Representing Design

Viewpoints

19th December 2016
by Scott Burnett

Cover image: Representing Design

Here at the 100 we're interested in looking at issues facing the design community from a number of angles. Right now we're taking a look at how and why the design industry is represented. First up, Kathryn Wilson suggested that there's strength in numbers, and that by working together rather than fragmenting human and financial resources across a range of design organisations more could be achieved. Next up we ask Scott Burnett if he thinks it's viable, credible, achievable or indeed desirable to represent the whole design community with a single voice. Scott is co-founder and creative director of Aad and co-founder of the 100 Archive. He has over 20 years' experience working in the design industry, and an opinion for every one of them...

Is it viable, credible, achievable or indeed desirable to represent the whole design community with a single voice?

A designer can be someone who makes rugs or someone who is involved in bio medical science. A designer can work alone in a home office or they can work as part of a large cross departmental team within a huge international organisation. A designer can work 10 hours a week or 70. Some designers see themselves as professionals, some see themselves as artisans. Some design services are widely sought after, some are seen as a niche endeavour.

What would be the ambition of a body seeking to represent the whole design community with a single voice? To promote the value of design? But there are so many types of value offered across the design spectrum. To petition the government and the public on the importance of design? But would they mean that we should all buy a nice sofa or that design can help improve our everyday lives? To support all members of the design community? But what structures or frameworks are beneficial to people with such different situations. I can't help but think that upon properly representing some of the community others would inadvertently be misrepresented.

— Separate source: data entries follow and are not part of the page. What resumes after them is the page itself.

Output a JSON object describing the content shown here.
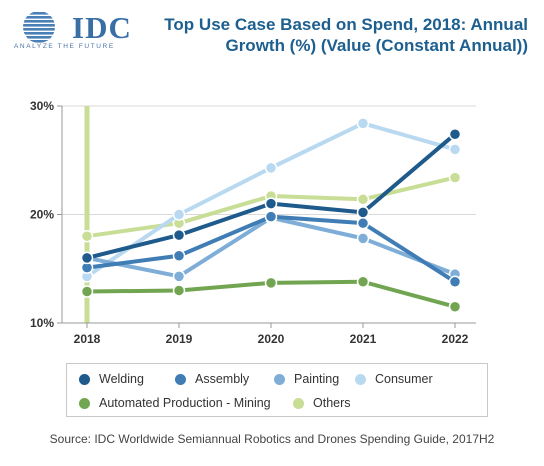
{
  "logo": {
    "wordmark": "IDC",
    "tagline": "ANALYZE THE FUTURE",
    "globe_color": "#4a7fb8"
  },
  "header": {
    "title_line1": "Top Use Case Based on Spend, 2018: Annual",
    "title_line2": "Growth (%) (Value (Constant Annual))"
  },
  "chart_data": {
    "type": "line",
    "x": [
      "2018",
      "2019",
      "2020",
      "2021",
      "2022"
    ],
    "ylim": [
      10,
      30
    ],
    "yticks": [
      "10%",
      "20%",
      "30%"
    ],
    "grid": true,
    "highlight_category": "2018",
    "legend_position": "bottom",
    "series": [
      {
        "name": "Welding",
        "color": "#1f5a8c",
        "values": [
          16.0,
          18.1,
          21.0,
          20.2,
          27.4
        ]
      },
      {
        "name": "Assembly",
        "color": "#3f7db4",
        "values": [
          15.1,
          16.2,
          19.8,
          19.2,
          13.8
        ]
      },
      {
        "name": "Painting",
        "color": "#7eaed8",
        "values": [
          16.0,
          14.3,
          19.7,
          17.8,
          14.5
        ]
      },
      {
        "name": "Consumer",
        "color": "#b9d9f1",
        "values": [
          14.3,
          20.0,
          24.3,
          28.4,
          26.0
        ]
      },
      {
        "name": "Automated Production - Mining",
        "color": "#72a551",
        "values": [
          12.9,
          13.0,
          13.7,
          13.8,
          11.5
        ]
      },
      {
        "name": "Others",
        "color": "#c8dd95",
        "values": [
          18.0,
          19.2,
          21.7,
          21.4,
          23.4
        ]
      }
    ]
  },
  "legend": {
    "items": [
      {
        "label": "Welding",
        "color": "#1f5a8c"
      },
      {
        "label": "Assembly",
        "color": "#3f7db4"
      },
      {
        "label": "Painting",
        "color": "#7eaed8"
      },
      {
        "label": "Consumer",
        "color": "#b9d9f1"
      },
      {
        "label": "Automated Production - Mining",
        "color": "#72a551"
      },
      {
        "label": "Others",
        "color": "#c8dd95"
      }
    ]
  },
  "footer": {
    "source": "Source: IDC Worldwide Semiannual Robotics and Drones Spending Guide, 2017H2"
  }
}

For me the idea of representing the whole design community with one voice seems entirely unrealistic. This is not to say though that I don't believe the design community needs to be represented. In fact I believe we need lots of it. I just can't see any value in a single voice representing such a wide, diverse community working in so many different ways for so many different end purposes and offering entirely different forms of value. In fact I'd go as far as saying that trying to represent all designers with a single voice would do more harm than good, bundling such a diverse bunch together only serves to highlight differences, which leads to notions of what kind of design is more important? Which design is better? It also makes it less, not more clear to non-designers what exactly the point is.

What I think we need are credible organisations that have a clearly defined objective serving a particular aspect of the design industry. A series of organisations battling for an amorphous middle ground while trying to wrestle ownership of the word design does nobody any good. Not us as designers, not the industries that employ us and not the people that use design.